Nigerian Army to dismiss 4,000 soldiers over Boko Haram

About 4,000 Nigerian soldiers will be dismissed soon for flouting the orders to fight Boko Haram insurgents in an operation in Mubi, Adamawa State, in 2014, one of the allegedly affected soldiers has told TheCable.

Investigation revealed that tension appears to be simmering as soldiers in the North-east, and their families are in suppressed agitation over the possibility of being axed.

According to a source in the army, who is one of the accused soldiers, a signal had been sent by the army headquarters in Abuja to its divisions for the soldiers to be dismissed without trial.
“We are accused of disobeying orders to fight insurgents and also for allowing them to takeover Mubi town the last time. The army headquarters sent signal for our dismissal,” he said. He explained that the army divisions involved – of those who allegedly failed to participate in the Mubi operation – were from the second division, Ibadan, made up of 200 soldiers; first division, Kaduna, which has about 500 soldiers, and “some from the third division, Jos, among others”.
The source also revealed that about 227 soldiers from the 3rd Division, Jos, had been dismissed already, just as four other soldiers from the Lokoja division.
“We are now facing a fresh allegation of supporting General Muhammadu Buhari during the last election. We have also been accused of celebrating Buhari’s victory,” he said.
He appealed to the authorities to intervene in the matter and save their jobs.

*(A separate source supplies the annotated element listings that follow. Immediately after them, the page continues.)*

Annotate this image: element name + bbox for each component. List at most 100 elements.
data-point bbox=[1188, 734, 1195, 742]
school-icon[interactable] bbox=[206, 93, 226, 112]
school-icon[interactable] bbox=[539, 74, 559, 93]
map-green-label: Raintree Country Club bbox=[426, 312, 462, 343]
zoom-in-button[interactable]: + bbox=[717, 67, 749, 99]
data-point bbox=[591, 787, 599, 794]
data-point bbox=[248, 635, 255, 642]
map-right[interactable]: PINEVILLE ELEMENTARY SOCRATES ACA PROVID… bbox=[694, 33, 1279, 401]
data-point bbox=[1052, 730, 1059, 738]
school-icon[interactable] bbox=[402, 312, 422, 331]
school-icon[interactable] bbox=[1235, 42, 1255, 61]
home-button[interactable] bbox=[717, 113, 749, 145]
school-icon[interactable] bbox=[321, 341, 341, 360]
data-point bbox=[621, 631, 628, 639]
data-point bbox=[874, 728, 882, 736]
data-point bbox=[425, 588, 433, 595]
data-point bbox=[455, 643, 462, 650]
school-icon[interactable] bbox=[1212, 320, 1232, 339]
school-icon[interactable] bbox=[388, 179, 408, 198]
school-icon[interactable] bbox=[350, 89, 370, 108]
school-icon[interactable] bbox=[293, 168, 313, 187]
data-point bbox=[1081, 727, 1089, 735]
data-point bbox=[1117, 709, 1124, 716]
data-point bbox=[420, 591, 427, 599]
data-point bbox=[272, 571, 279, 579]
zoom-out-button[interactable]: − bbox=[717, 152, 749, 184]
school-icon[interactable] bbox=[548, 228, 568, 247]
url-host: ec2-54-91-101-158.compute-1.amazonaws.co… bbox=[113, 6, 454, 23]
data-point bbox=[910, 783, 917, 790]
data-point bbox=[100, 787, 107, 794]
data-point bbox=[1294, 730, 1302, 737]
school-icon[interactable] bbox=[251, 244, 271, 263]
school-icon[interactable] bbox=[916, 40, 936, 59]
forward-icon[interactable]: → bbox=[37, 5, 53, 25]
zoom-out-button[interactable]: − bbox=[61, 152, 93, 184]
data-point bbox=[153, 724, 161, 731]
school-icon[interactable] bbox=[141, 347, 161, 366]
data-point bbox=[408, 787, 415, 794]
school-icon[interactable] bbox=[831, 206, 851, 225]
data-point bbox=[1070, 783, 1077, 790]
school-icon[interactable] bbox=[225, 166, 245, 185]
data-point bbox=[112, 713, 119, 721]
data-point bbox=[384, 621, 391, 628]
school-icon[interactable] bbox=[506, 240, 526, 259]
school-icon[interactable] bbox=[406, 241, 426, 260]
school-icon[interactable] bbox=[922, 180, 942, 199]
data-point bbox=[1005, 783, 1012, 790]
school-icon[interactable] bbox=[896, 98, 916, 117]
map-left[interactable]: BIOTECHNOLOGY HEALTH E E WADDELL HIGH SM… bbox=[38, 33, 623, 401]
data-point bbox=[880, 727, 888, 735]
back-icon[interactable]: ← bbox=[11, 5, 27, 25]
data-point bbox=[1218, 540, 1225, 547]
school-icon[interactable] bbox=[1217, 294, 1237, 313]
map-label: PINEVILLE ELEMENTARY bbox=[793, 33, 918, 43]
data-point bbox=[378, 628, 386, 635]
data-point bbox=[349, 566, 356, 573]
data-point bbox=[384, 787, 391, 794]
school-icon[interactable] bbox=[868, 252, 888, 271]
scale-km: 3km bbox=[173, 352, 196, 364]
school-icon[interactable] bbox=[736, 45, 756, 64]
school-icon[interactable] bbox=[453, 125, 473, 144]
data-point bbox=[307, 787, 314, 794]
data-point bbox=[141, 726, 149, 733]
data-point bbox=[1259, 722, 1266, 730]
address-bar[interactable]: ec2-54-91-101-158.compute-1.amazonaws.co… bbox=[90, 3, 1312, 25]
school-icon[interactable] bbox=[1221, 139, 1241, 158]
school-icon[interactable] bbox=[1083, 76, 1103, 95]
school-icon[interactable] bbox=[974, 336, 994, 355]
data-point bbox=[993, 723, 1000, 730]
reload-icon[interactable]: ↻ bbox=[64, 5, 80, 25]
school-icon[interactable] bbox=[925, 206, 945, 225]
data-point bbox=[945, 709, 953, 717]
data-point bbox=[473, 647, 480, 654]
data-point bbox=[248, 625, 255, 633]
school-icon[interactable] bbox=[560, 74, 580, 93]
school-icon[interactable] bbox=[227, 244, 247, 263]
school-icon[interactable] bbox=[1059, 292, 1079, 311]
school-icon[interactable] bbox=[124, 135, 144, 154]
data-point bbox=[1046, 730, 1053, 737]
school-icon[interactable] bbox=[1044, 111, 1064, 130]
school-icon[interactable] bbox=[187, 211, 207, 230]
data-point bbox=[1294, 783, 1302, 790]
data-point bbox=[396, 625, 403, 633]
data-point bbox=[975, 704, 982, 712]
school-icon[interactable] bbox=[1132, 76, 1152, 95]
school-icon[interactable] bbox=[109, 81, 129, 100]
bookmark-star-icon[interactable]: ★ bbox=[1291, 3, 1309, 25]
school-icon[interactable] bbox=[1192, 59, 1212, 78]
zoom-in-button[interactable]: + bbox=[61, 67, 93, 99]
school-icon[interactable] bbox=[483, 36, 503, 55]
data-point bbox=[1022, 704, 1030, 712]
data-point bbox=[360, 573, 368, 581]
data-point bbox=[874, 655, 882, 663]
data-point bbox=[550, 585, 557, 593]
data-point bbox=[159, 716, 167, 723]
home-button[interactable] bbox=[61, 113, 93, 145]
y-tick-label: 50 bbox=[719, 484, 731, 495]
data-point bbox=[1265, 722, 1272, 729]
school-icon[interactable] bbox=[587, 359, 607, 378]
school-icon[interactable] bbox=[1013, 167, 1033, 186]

However, Sani Usman, a colonel and army spokesman, dismissed the report has false.
“I am not aware where you got the information from, and I am sure there is no such plan,” he said.

“How can the army sack people like that? There is a standard operational procedure if anybody is accused of anything. First and foremost, the person has to be charged and tried before a sentence will be passed. “To the best of my knowledge, there is no such thing. I do not know where you got the number. Four thousand soldiers? For what?”